Navire-citerne liquéfié de gaz naturel dans la mer

La guerre en Ukraine rend le Qatar encore plus riche

© alvarez - Getty

Plusieurs des plus hauts responsables de l'Union européenne se sont rendus à Doha ces dernières semaines, avec un message clair : nous avons besoin de votre gaz le plus rapidement possible !

La flambée des prix du pétrole en raison de la guerre en Ukraine a stimulé les producteurs du Moyen-Orient comme l'Arabie saoudite et le Koweït. Mais l'invasion de Vladimir Poutine, qui oblige l'Europe à se sevrer des importations énergétiques russes, offre au Qatar des opportunités financières et géopolitiques incroyables.

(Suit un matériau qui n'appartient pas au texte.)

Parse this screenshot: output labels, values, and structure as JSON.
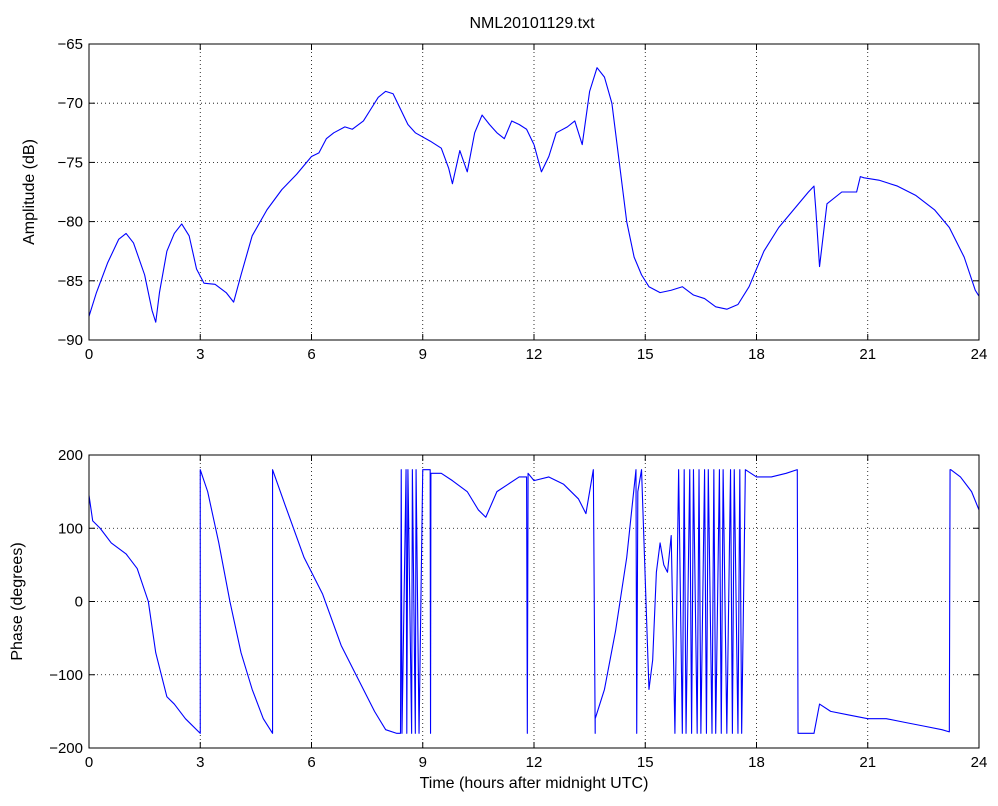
{
  "figure": {
    "title": "NML20101129.txt",
    "background": "#ffffff",
    "line_color": "#0000ff"
  },
  "chart_data": [
    {
      "type": "line",
      "title": "NML20101129.txt",
      "xlabel": "",
      "ylabel": "Amplitude (dB)",
      "xlim": [
        0,
        24
      ],
      "ylim": [
        -90,
        -65
      ],
      "xticks": [
        0,
        3,
        6,
        9,
        12,
        15,
        18,
        21,
        24
      ],
      "yticks": [
        -90,
        -85,
        -80,
        -75,
        -70,
        -65
      ],
      "grid": true,
      "series": [
        {
          "x": [
            0,
            0.2,
            0.5,
            0.8,
            1.0,
            1.2,
            1.5,
            1.7,
            1.8,
            1.9,
            2.1,
            2.3,
            2.5,
            2.7,
            2.9,
            3.1,
            3.4,
            3.7,
            3.9,
            4.1,
            4.4,
            4.8,
            5.2,
            5.6,
            6.0,
            6.2,
            6.4,
            6.6,
            6.9,
            7.1,
            7.4,
            7.6,
            7.8,
            8.0,
            8.2,
            8.4,
            8.6,
            8.8,
            9.2,
            9.5,
            9.7,
            9.8,
            10.0,
            10.2,
            10.4,
            10.6,
            10.8,
            11.0,
            11.2,
            11.4,
            11.6,
            11.8,
            12.0,
            12.2,
            12.4,
            12.6,
            12.9,
            13.1,
            13.3,
            13.5,
            13.7,
            13.9,
            14.1,
            14.3,
            14.5,
            14.7,
            14.9,
            15.1,
            15.4,
            15.7,
            16.0,
            16.3,
            16.6,
            16.9,
            17.2,
            17.5,
            17.8,
            18.2,
            18.6,
            19.0,
            19.4,
            19.55,
            19.6,
            19.7,
            19.9,
            20.3,
            20.7,
            20.8,
            20.9,
            21.3,
            21.8,
            22.3,
            22.8,
            23.2,
            23.6,
            23.9,
            24.0
          ],
          "y": [
            -88.0,
            -86.0,
            -83.5,
            -81.5,
            -81.0,
            -81.8,
            -84.5,
            -87.5,
            -88.5,
            -86.0,
            -82.5,
            -81.0,
            -80.2,
            -81.2,
            -84.0,
            -85.2,
            -85.3,
            -86.0,
            -86.8,
            -84.5,
            -81.2,
            -79.0,
            -77.3,
            -76.0,
            -74.5,
            -74.2,
            -73.0,
            -72.5,
            -72.0,
            -72.2,
            -71.5,
            -70.5,
            -69.5,
            -69.0,
            -69.2,
            -70.5,
            -71.8,
            -72.5,
            -73.2,
            -73.8,
            -75.5,
            -76.8,
            -74.0,
            -75.8,
            -72.5,
            -71.0,
            -71.8,
            -72.5,
            -73.0,
            -71.5,
            -71.8,
            -72.2,
            -73.5,
            -75.8,
            -74.5,
            -72.5,
            -72.0,
            -71.5,
            -73.5,
            -69.0,
            -67.0,
            -67.8,
            -70.0,
            -75.0,
            -80.0,
            -83.0,
            -84.5,
            -85.5,
            -86.0,
            -85.8,
            -85.5,
            -86.2,
            -86.5,
            -87.2,
            -87.4,
            -87.0,
            -85.5,
            -82.5,
            -80.5,
            -79.0,
            -77.5,
            -77.0,
            -79.0,
            -83.8,
            -78.5,
            -77.5,
            -77.5,
            -76.2,
            -76.3,
            -76.5,
            -77.0,
            -77.8,
            -79.0,
            -80.5,
            -83.0,
            -85.8,
            -86.3
          ]
        }
      ]
    },
    {
      "type": "line",
      "title": "",
      "xlabel": "Time (hours after midnight UTC)",
      "ylabel": "Phase (degrees)",
      "xlim": [
        0,
        24
      ],
      "ylim": [
        -200,
        200
      ],
      "xticks": [
        0,
        3,
        6,
        9,
        12,
        15,
        18,
        21,
        24
      ],
      "yticks": [
        -200,
        -100,
        0,
        100,
        200
      ],
      "grid": true,
      "series": [
        {
          "x": [
            0,
            0.1,
            0.3,
            0.6,
            1.0,
            1.3,
            1.6,
            1.8,
            2.0,
            2.1,
            2.3,
            2.6,
            3.0,
            3.0,
            3.2,
            3.5,
            3.8,
            4.1,
            4.4,
            4.7,
            4.95,
            4.95,
            5.3,
            5.8,
            6.3,
            6.8,
            7.3,
            7.7,
            8.0,
            8.3,
            8.4,
            8.42,
            8.44,
            8.55,
            8.57,
            8.6,
            8.7,
            8.72,
            8.8,
            8.82,
            8.9,
            9.0,
            9.2,
            9.21,
            9.22,
            9.5,
            9.8,
            10.2,
            10.5,
            10.7,
            11.0,
            11.3,
            11.6,
            11.8,
            11.82,
            11.84,
            12.0,
            12.4,
            12.8,
            13.2,
            13.4,
            13.6,
            13.65,
            13.65,
            13.9,
            14.2,
            14.5,
            14.75,
            14.77,
            14.8,
            14.9,
            15.1,
            15.2,
            15.3,
            15.4,
            15.5,
            15.6,
            15.7,
            15.8,
            15.9,
            16.0,
            16.05,
            16.1,
            16.2,
            16.25,
            16.3,
            16.4,
            16.45,
            16.5,
            16.6,
            16.65,
            16.7,
            16.8,
            16.85,
            16.9,
            17.0,
            17.05,
            17.1,
            17.2,
            17.3,
            17.35,
            17.4,
            17.5,
            17.55,
            17.6,
            17.7,
            18.0,
            18.4,
            18.8,
            19.1,
            19.12,
            19.2,
            19.5,
            19.55,
            19.7,
            20.0,
            20.5,
            21.0,
            21.5,
            22.0,
            22.5,
            23.0,
            23.2,
            23.22,
            23.24,
            23.5,
            23.8,
            24.0
          ],
          "y": [
            145,
            110,
            100,
            80,
            65,
            45,
            0,
            -70,
            -110,
            -130,
            -140,
            -160,
            -180,
            180,
            150,
            80,
            0,
            -70,
            -120,
            -160,
            -180,
            180,
            130,
            60,
            10,
            -60,
            -110,
            -150,
            -175,
            -180,
            -180,
            180,
            -180,
            180,
            -180,
            180,
            -180,
            180,
            -180,
            180,
            -180,
            180,
            180,
            -180,
            175,
            175,
            165,
            150,
            125,
            115,
            150,
            160,
            170,
            170,
            -180,
            175,
            165,
            170,
            160,
            140,
            120,
            180,
            -180,
            -160,
            -120,
            -40,
            60,
            180,
            -180,
            150,
            180,
            -120,
            -80,
            40,
            80,
            50,
            40,
            90,
            -180,
            180,
            -180,
            180,
            -180,
            180,
            -180,
            180,
            -180,
            180,
            -180,
            180,
            -180,
            180,
            -180,
            180,
            -180,
            180,
            -180,
            180,
            -180,
            180,
            -180,
            180,
            -180,
            180,
            -180,
            180,
            170,
            170,
            175,
            180,
            -180,
            -180,
            -180,
            -180,
            -140,
            -150,
            -155,
            -160,
            -160,
            -165,
            -170,
            -175,
            -178,
            180,
            180,
            170,
            150,
            125
          ]
        }
      ]
    }
  ]
}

Le malheur des uns fait le bonheur des autres

Accueillir la Coupe du monde de football avait déjà été considéré comme une victoire pour le Qatar, mais ce sont les besoins de l'Europe pour remplacer le gaz naturel russe qui pourraient donner à terme une réelle influence à l'État du Golfe. En effet, selon les calculs de Bloomberg, pour la première fois depuis 2014, les exportations d'énergie du Qatar devaient déjà atteindre 100 milliards de dollars cette année. « C'est une opportunité incroyable. Le Qatar sera l'un des plus importants exportateurs de gaz, dont le marché sera probablement très fort pour les années à venir » , a déclaré Karen Young, chercheuse principale au Middle East Institute de Washington.

La demande européenne de gaz naturel liquéfié, ou GNL, intervient après que le Qatar a lancé un projet de 30 milliards de dollars pour augmenter ses exportations de 60 % d'ici 2027. Ainsi Biden a désigné le Qatar comme « un allié majeur non-membre de l'OTAN » . Position qui contraste avec les tensions entre la Maison-Blanche et l'Arabie saoudite ainsi que les Émirats arabes unis, en raison de leur refus d'augmenter la production de pétrole et dans l'optique de faire baisser les prix.

Le gaz, un nouveau moteur de croissance pour le Qatar

Le Qatar récolte déjà les bénéfices de la hausse de ses exportations. Selon Citigroup, l'économie de 200 milliards de dollars devrait croître de 4,4 % cette année, la plus élevée depuis 2015. Le produit intérieur brut par personne devrait quant à lui grimper à près de 80 000 dollars, remontant vers des niveaux comme les îles Caïmans et la Suisse.

Selon Ziad Daoud, économiste en chef des marchés émergents chez Bloomberg Economics, le début de ce qui pourrait être un « supercycle » du gaz survient au moment où le boom de la construction de la Coupe du monde qui a propulsé l'économie ces dernières années touche à sa fin. « Le moment est propice pour le Qatar, qui pourrait voir un nouveau moteur de croissance pour cette décennie » , a-t-il déclaré.